Nearly three years ago, we had discussed SEBI’s initial order relating to trading of shares in Bank of Rajasthan (BoR). Last week, the adjudicating officer of SEBI has passed an order imposing a heft penalty on 118 entities that traded in shares of for violation of the provisions of the SEBI Takeover Regulations and the SEBI Regulations on Fraudulent and Unfair Trade Practices.
The facts of the case are detailed in the previous post, but they are again summarized in the SEBI adjudicating officer’s order:
… though as per disclosure their holding seemed to have reduced, investigation observed that in reality the holding of the promoters actually increased with the active collusion of front entities who were alleged to be the persons acting in concert (PACs). Thus, it was observed that the shareholding of the promoters of BoR alongwith entities who were alleged to be PACs had increased from 46.80% in June 2007 to 63.15% in December 2009. … It was alleged that while the Promoter Group conveyed the impression that they were reducing their shareholding, they did not dilute their controlling stake in BoR. On the contrary they had actually increased their holding in a deceptive manner with the active collusion of their PACs, that is, the Tayal Group, the Silvassa Group and the Yadav Group.

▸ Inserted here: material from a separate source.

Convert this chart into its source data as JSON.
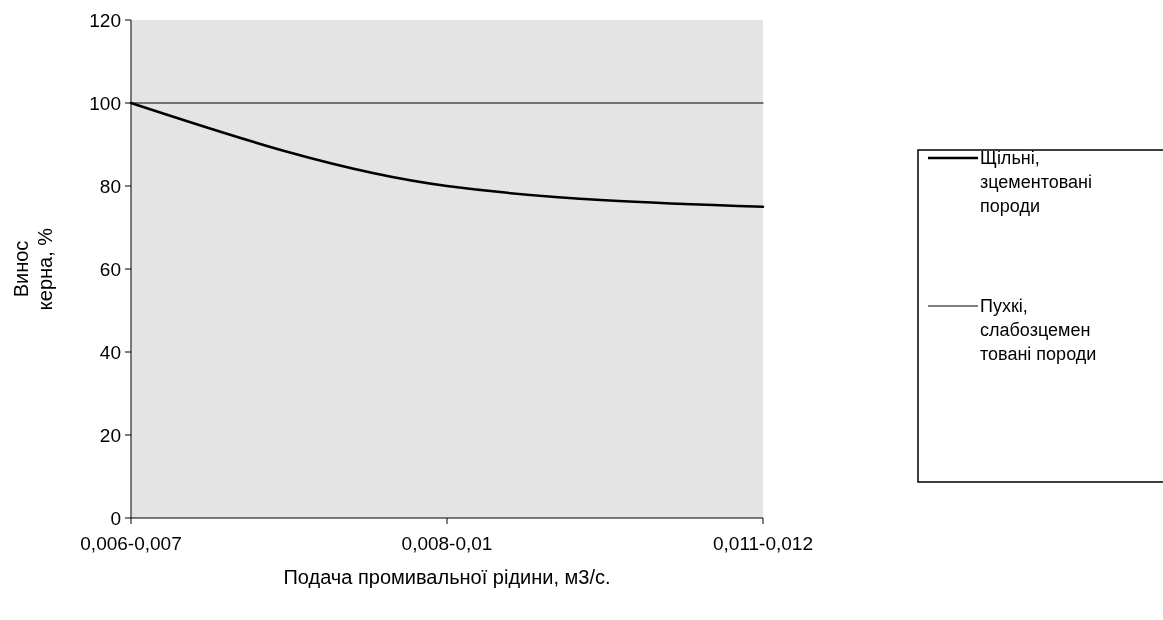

One of the key questions was whether the several entities that engaged in the sale and purchase of shares of BoR were interconnected and hence persons acting in concert for purpose of the Takeover Regulations. The test applied by the adjudicating officer after analyzing the various relationships between the entities and the trades among them is as follows:
In view of the above, I find that connections/ relations have been established on the basis of common directors, common addresses, fund transfers, off market transfer of shares, and the submission of the Noticees is devoid of merit. Accordingly, I hold that the Promoter, Tayal, Yadav and Silvassa group were PACs.